In the end he thinks the Bible is a good thing. I just can't really tell why given his certainty that we have nothing reliable, nothing sure, certainly nothing "God-breathed". It is flawed, contradictory, untranslatable, pretty much useless. "Discern the message for yourself," he says. "How?" I ask.

Stan said...

And isn't it telling that Newsweek released this on December 23? No, there was no agenda here. They weren't out to cast aspersions on the Bible or on Christianity or anything. Well, maybe those stupid rightwingers.

Naum said...

My own thoughts on Eichenwald's article? He's sloppy and gets a number of details wrong. But his main thrust (and yes, it's a polemic, not directed at *Christians* per se, but fundamentalist Christians -- and even there, he lumps in a lot of Jesus followers in the same stereotypical mold, erroneously and blindly in the same way he criticizes conservative/fundamentalist Christians!) is on target.

But this Eichenwald blurb hits the mark:

The Bible is not the book many American fundamentalists and political opportunists think it is, or more precisely, what they want it to be. Their lack of knowledge about the Bible is well established. A Pew Research poll in 2010 found that evangelicals ranked only a smidgen higher than atheists in familiarity with the New Testament and Jesus’s teachings. “Americans revere the Bible—but, by and large, they don’t read it,’’ wrote George Gallup Jr. and Jim Castelli, pollsters and researchers whose work focused on religion in the United States. The Barna Group, a Christian polling firm, found in 2012 that evangelicals accepted the attitudes and beliefs of the Pharisees—religious leaders depicted throughout the New Testament as opposing Christ and his message—more than they accepted the teachings of Jesus.

Naum said...

Some more comments/replies to your queries:

1. I do believe the Bible is a *reliable* source document for Christianity. And I think you're putting words into Eichenwald's article that aren't there: This examination is not an attack on the Bible or Christianity. Instead, Christians seeking greater understanding of their religion should view it as an attempt to save the Bible from the ignorance, hatred and bias that has been heaped upon it. If Christians truly want to treat the New Testament as the foundation of the religion, they have to know it. Too many of them seem to read John Grisham novels with greater care than they apply to the book they consider to be the most important document in the world.

2. ALL pick and choose -- if you study church history, it is quite obvious that what was clear about "what the Bible says" is totally different from age to age. That is, if you're looking at the sacred text as a theological rule-by-rule manual vs. a grand narrative of our walk with God and the light of Jesus.

Stan said...

I guess I'll never understand people who say, "It's a reliable book" right alongside "It's full of flaws, contradictions, theological disagreements and bad translations." What's reliable?

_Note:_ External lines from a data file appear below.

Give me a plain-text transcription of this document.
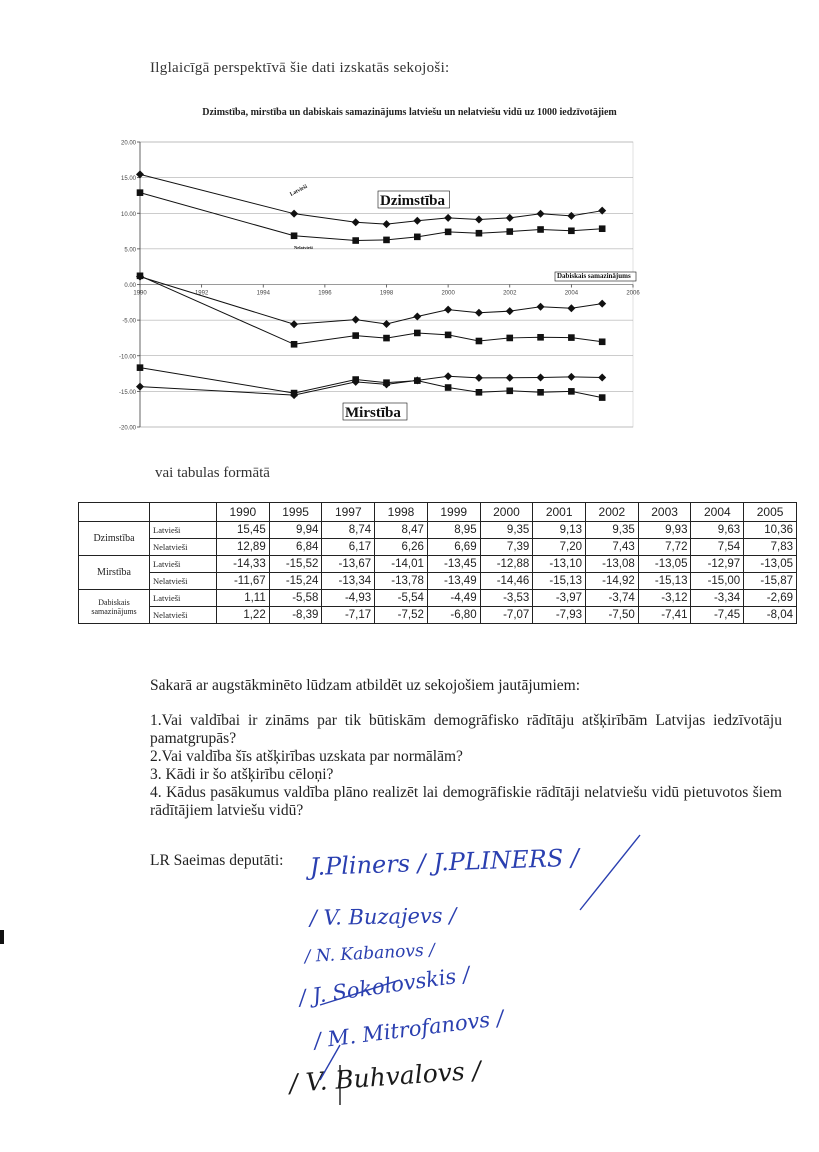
Ilglaicīgā perspektīvā šie dati izskatās sekojoši:
Dzimstība, mirstība un dabiskais samazinājums latviešu un nelatviešu vidū uz 1000 iedzīvotājiem
20.00
15.00
10.00
5.00
0.00
-5.00
-10.00
-15.00
-20.00
1990	1992	1994	1996	1998	2000	2002	2004	2006
Dzimstība
Mirstība
Dabiskais samazinājums
Latvieši
Nelatvieši
vai tabulas formātā
		1990	1995	1997	1998	1999	2000	2001	2002	2003	2004	2005
Dzimstība	Latvieši	15,45	9,94	8,74	8,47	8,95	9,35	9,13	9,35	9,93	9,63	10,36
	Nelatvieši	12,89	6,84	6,17	6,26	6,69	7,39	7,20	7,43	7,72	7,54	7,83
Mirstība	Latvieši	-14,33	-15,52	-13,67	-14,01	-13,45	-12,88	-13,10	-13,08	-13,05	-12,97	-13,05
	Nelatvieši	-11,67	-15,24	-13,34	-13,78	-13,49	-14,46	-15,13	-14,92	-15,13	-15,00	-15,87
Dabiskais samazinājums	Latvieši	1,11	-5,58	-4,93	-5,54	-4,49	-3,53	-3,97	-3,74	-3,12	-3,34	-2,69
	Nelatvieši	1,22	-8,39	-7,17	-7,52	-6,80	-7,07	-7,93	-7,50	-7,41	-7,45	-8,04
Sakarā ar augstākminēto lūdzam atbildēt uz sekojošiem jautājumiem:
1.Vai valdībai ir zināms par tik būtiskām demogrāfisko rādītāju atšķirībām Latvijas iedzīvotāju pamatgrupās?
2.Vai valdība šīs atšķirības uzskata par normālām?
3. Kādi ir šo atšķirību cēloņi?
4. Kādus pasākumus valdība plāno realizēt lai demogrāfiskie rādītāji nelatviešu vidū pietuvotos šiem rādītājiem latviešu vidū?
LR Saeimas deputāti: J.Pliners / J.PLINERS /
/ V. Buzajevs /
/ N. Kabanovs /
/ J. Sokolovskis /
/ M. Mitrofanovs /
/ V. Buhvalovs /
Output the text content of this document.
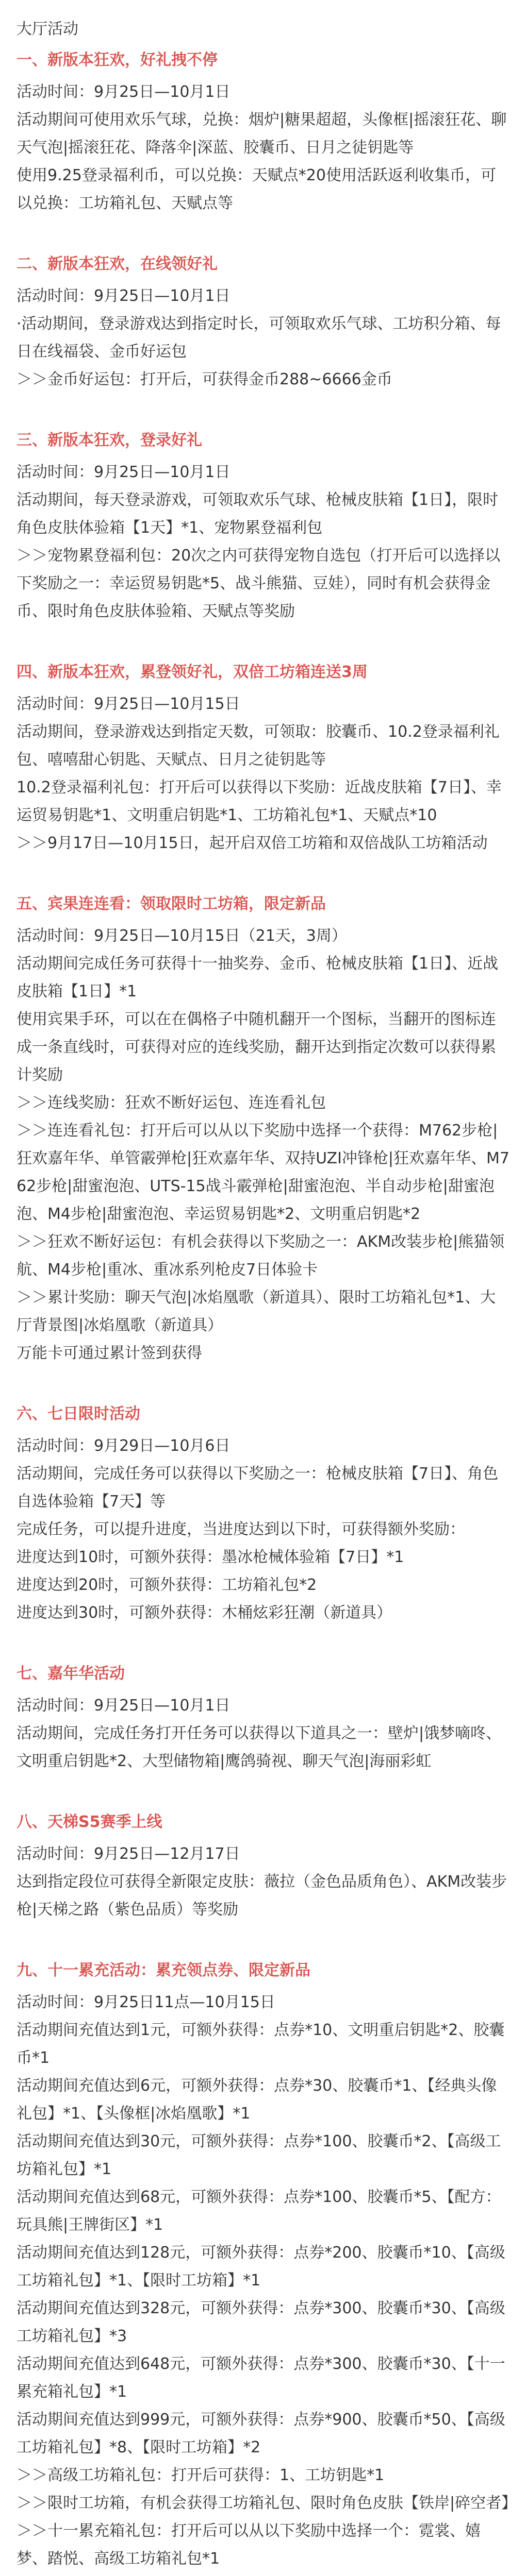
大厅活动
一、新版本狂欢，好礼拽不停
活动时间：9月25日—10月1日
活动期间可使用欢乐气球，兑换：烟炉|糖果超超，头像框|摇滚狂花、聊天气泡|摇滚狂花、降落伞|深蓝、胶囊币、日月之徒钥匙等
使用9.25登录福利币，可以兑换：天赋点*20使用活跃返利收集币，可以兑换：工坊箱礼包、天赋点等
二、新版本狂欢，在线领好礼
活动时间：9月25日—10月1日
·活动期间，登录游戏达到指定时长，可领取欢乐气球、工坊积分箱、每日在线福袋、金币好运包
＞＞金币好运包：打开后，可获得金币288~6666金币
三、新版本狂欢，登录好礼
活动时间：9月25日—10月1日
活动期间，每天登录游戏，可领取欢乐气球、枪械皮肤箱【1日】，限时角色皮肤体验箱【1天】*1、宠物累登福利包
＞＞宠物累登福利包：20次之内可获得宠物自选包（打开后可以选择以下奖励之一：幸运贸易钥匙*5、战斗熊猫、豆娃），同时有机会获得金币、限时角色皮肤体验箱、天赋点等奖励
四、新版本狂欢，累登领好礼，双倍工坊箱连送3周
活动时间：9月25日—10月15日
活动期间，登录游戏达到指定天数，可领取：胶囊币、10.2登录福利礼包、嘻嘻甜心钥匙、天赋点、日月之徒钥匙等
10.2登录福利礼包：打开后可以获得以下奖励：近战皮肤箱【7日】、幸运贸易钥匙*1、文明重启钥匙*1、工坊箱礼包*1、天赋点*10
＞＞9月17日—10月15日，起开启双倍工坊箱和双倍战队工坊箱活动
五、宾果连连看：领取限时工坊箱，限定新品
活动时间：9月25日—10月15日（21天，3周）
活动期间完成任务可获得十一抽奖券、金币、枪械皮肤箱【1日】、近战皮肤箱【1日】*1
使用宾果手环，可以在在偶格子中随机翻开一个图标，当翻开的图标连成一条直线时，可获得对应的连线奖励，翻开达到指定次数可以获得累计奖励
＞＞连线奖励：狂欢不断好运包、连连看礼包
＞＞连连看礼包：打开后可以从以下奖励中选择一个获得：M762步枪|狂欢嘉年华、单管霰弹枪|狂欢嘉年华、双持UZI冲锋枪|狂欢嘉年华、M762步枪|甜蜜泡泡、UTS-15战斗霰弹枪|甜蜜泡泡、半自动步枪|甜蜜泡泡、M4步枪|甜蜜泡泡、幸运贸易钥匙*2、文明重启钥匙*2
＞＞狂欢不断好运包：有机会获得以下奖励之一：AKM改装步枪|熊猫领航、M4步枪|重冰、重冰系列枪皮7日体验卡
＞＞累计奖励：聊天气泡|冰焰凰歌（新道具）、限时工坊箱礼包*1、大厅背景图|冰焰凰歌（新道具）
万能卡可通过累计签到获得
六、七日限时活动
活动时间：9月29日—10月6日
活动期间，完成任务可以获得以下奖励之一：枪械皮肤箱【7日】、角色自选体验箱【7天】等
完成任务，可以提升进度，当进度达到以下时，可获得额外奖励：
进度达到10时，可额外获得：墨冰枪械体验箱【7日】*1
进度达到20时，可额外获得：工坊箱礼包*2
进度达到30时，可额外获得：木桶炫彩狂潮（新道具）
七、嘉年华活动
活动时间：9月25日—10月1日
活动期间，完成任务打开任务可以获得以下道具之一：壁炉|饿梦嘀咚、文明重启钥匙*2、大型储物箱|鹰鸽骑视、聊天气泡|海丽彩虹
八、天梯S5赛季上线
活动时间：9月25日—12月17日
达到指定段位可获得全新限定皮肤：薇拉（金色品质角色）、AKM改装步枪|天梯之路（紫色品质）等奖励
九、十一累充活动：累充领点券、限定新品
活动时间：9月25日11点—10月15日
活动期间充值达到1元，可额外获得：点券*10、文明重启钥匙*2、胶囊币*1
活动期间充值达到6元，可额外获得：点券*30、胶囊币*1、【经典头像礼包】*1、【头像框|冰焰凰歌】*1
活动期间充值达到30元，可额外获得：点券*100、胶囊币*2、【高级工坊箱礼包】*1
活动期间充值达到68元，可额外获得：点券*100、胶囊币*5、【配方：玩具熊|王牌街区】*1
活动期间充值达到128元，可额外获得：点券*200、胶囊币*10、【高级工坊箱礼包】*1、【限时工坊箱】*1
活动期间充值达到328元，可额外获得：点券*300、胶囊币*30、【高级工坊箱礼包】*3
活动期间充值达到648元，可额外获得：点券*300、胶囊币*30、【十一累充箱礼包】*1
活动期间充值达到999元，可额外获得：点券*900、胶囊币*50、【高级工坊箱礼包】*8、【限时工坊箱】*2
＞＞高级工坊箱礼包：打开后可获得：1、工坊钥匙*1
＞＞限时工坊箱，有机会获得工坊箱礼包、限时角色皮肤【铁岸|碎空者】
＞＞十一累充箱礼包：打开后可以从以下奖励中选择一个：霓裳、嬉梦、踏悦、高级工坊箱礼包*1
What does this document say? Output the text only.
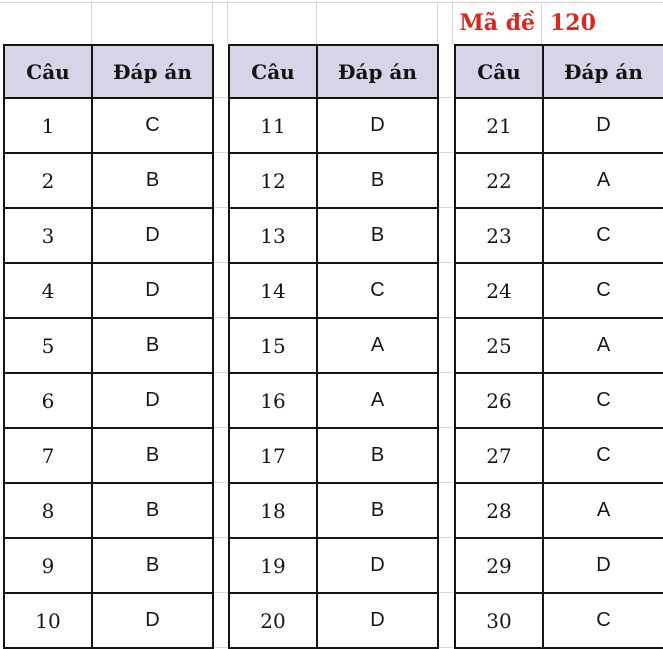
Mã đề 120
Câu	Đáp án
1	C
2	B
3	D
4	D
5	B
6	D
7	B
8	B
9	B
10	D
Câu	Đáp án
11	D
12	B
13	B
14	C
15	A
16	A
17	B
18	B
19	D
20	D
Câu	Đáp án
21	D
22	A
23	C
24	C
25	A
26	C
27	C
28	A
29	D
30	C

As long as we can get hold of a "modern scholar" who can fill us in on the three things we do know to be true? "Oh, wait, throw out that second one." Hyperbole? Sure. But not far off.

The claim (and I did read it) "This examination is not an attack on the Bible or Christianity" doesn't make it any less just such an attack. The primary aim was to demonstrate precisely your position--we do not have a theological manual for Christianity. In the end, it will have to be, as Eichenwald suggests, "Discern the message for yourself." What is there but not being expressed is, "But don't discern a message we don't accept."

Danny Wright said...

Only the parts that the secular humanists don't like are flawed, I guess.